En otras palabras, en este Evangelio se confrontan la visión racionalista de Jesús, visión que no es católica, con la visión católica sobrenatural de Jesús, que sí es católica: en una visión, Jesús es solo un hombre; en la otra visión, Jesús es el Hombre-Dios. Esto último es lo afirmado por los Concilios de la antigüedad, de Nicea, de Calcedonia y es lo que afirman la Tradición, el Magisterio y las Sagradas Escrituras. No se trata de una mera discusión doctrinal, puesto que tiene implicancias eclesiológicas, mariológicas y eucarísticas: si Jesús es Dios Hijo encarnado, la Iglesia Católica es la Esposa del Cordero Místico y por lo tanto la Única Iglesia Verdadera del Único Dios Verdadero; si Jesús es Dios Hijo encarnado, entonces María no es una “simple muchacha de Nazareth” que se casó con el carpintero José y luego tuvo más hijos, como afirman erróneamente los protestantes, sino que es la Theotókos, la Madre de Dios, que engendró en su seno inmaculado por obra del Espíritu Santo y no por obra de hombre alguno; por último, si Jesús es Dios Hijo encarnado, la Eucaristía no es un trozo de pan bendecido, sino el mismo Hijo de Dios encarnado, que prolonga su Encarnación en la Eucaristía, por lo que la Eucaristía es Dios Hijo encarnado, oculto en apariencia de pan y esa es la razón por la cual adoramos la Eucaristía, es decir, nos postramos ante la Eucaristía, porque reconocemos, por la fe, que no es un trozo de pan bendecido, sino Dios Hijo encarnado que prolonga su Encarnación en la Eucaristía.
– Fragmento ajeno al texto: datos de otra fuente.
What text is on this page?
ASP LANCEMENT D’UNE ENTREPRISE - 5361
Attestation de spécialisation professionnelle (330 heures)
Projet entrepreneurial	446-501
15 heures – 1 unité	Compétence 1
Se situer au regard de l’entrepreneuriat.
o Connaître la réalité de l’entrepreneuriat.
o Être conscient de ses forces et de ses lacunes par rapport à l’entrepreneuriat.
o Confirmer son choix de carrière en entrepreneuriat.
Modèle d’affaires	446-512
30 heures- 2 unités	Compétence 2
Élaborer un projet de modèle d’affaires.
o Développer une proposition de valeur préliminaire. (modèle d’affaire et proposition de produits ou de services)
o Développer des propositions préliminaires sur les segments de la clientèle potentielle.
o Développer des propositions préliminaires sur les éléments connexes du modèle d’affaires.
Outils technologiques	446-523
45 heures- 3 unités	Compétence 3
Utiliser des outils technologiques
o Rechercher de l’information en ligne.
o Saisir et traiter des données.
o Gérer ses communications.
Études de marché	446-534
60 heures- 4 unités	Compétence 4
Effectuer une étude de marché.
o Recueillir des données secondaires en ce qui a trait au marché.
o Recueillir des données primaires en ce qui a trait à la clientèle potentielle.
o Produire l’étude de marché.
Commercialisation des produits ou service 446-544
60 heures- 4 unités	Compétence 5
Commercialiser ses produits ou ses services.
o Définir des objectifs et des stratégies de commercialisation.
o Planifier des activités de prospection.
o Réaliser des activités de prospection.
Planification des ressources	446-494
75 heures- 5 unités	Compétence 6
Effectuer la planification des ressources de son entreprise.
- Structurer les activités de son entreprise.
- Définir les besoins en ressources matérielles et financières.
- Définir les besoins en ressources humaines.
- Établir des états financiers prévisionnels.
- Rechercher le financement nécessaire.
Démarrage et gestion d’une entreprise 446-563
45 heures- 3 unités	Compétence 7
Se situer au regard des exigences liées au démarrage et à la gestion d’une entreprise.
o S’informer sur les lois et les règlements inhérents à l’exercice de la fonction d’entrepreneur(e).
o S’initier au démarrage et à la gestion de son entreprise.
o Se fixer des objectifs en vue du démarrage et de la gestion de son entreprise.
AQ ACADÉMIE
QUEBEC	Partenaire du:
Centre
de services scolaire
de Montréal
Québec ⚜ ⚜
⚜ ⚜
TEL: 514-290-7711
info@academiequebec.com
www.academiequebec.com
“¿Acaso no es éste el carpintero, el hijo de María?”. Jesús sí era carpintero y sí era hijo de María, pero era y es también el Hijo de Dios encarnado y el Hijo de la Madre de Dios, el Salvador, el Redentor de la humanidad. Y porque es el Hombre-Dios, lo adoramos en la Eucaristía, Pan Vivo bajado del cielo, Maná Verdadero que nos concede la vida de la Trinidad. Y porque Jesús es Dios Hijo encarnado, Presente en la Eucaristía, le decimos a Jesús Eucaristía: “Los mejores oradores permanecen mudos como peces ante tu Presencia, Oh Jesús Nuestro Salvador. Ellos no pueden explicar cómo Tú puedes ser Dios inmutable y Hombre perfecto. Por parte nuestra, admiramos este misterio y decimos en verdad: ¡Oh Jesús, Dios Eterno, Oh Jesús, Juez de vivos y muertos, Oh Jesús Eucaristía, Hijo de Dios, sálvanos!”.

miércoles, 4 de febrero de 2015

“¿No es acaso el carpintero, el hijo de María?”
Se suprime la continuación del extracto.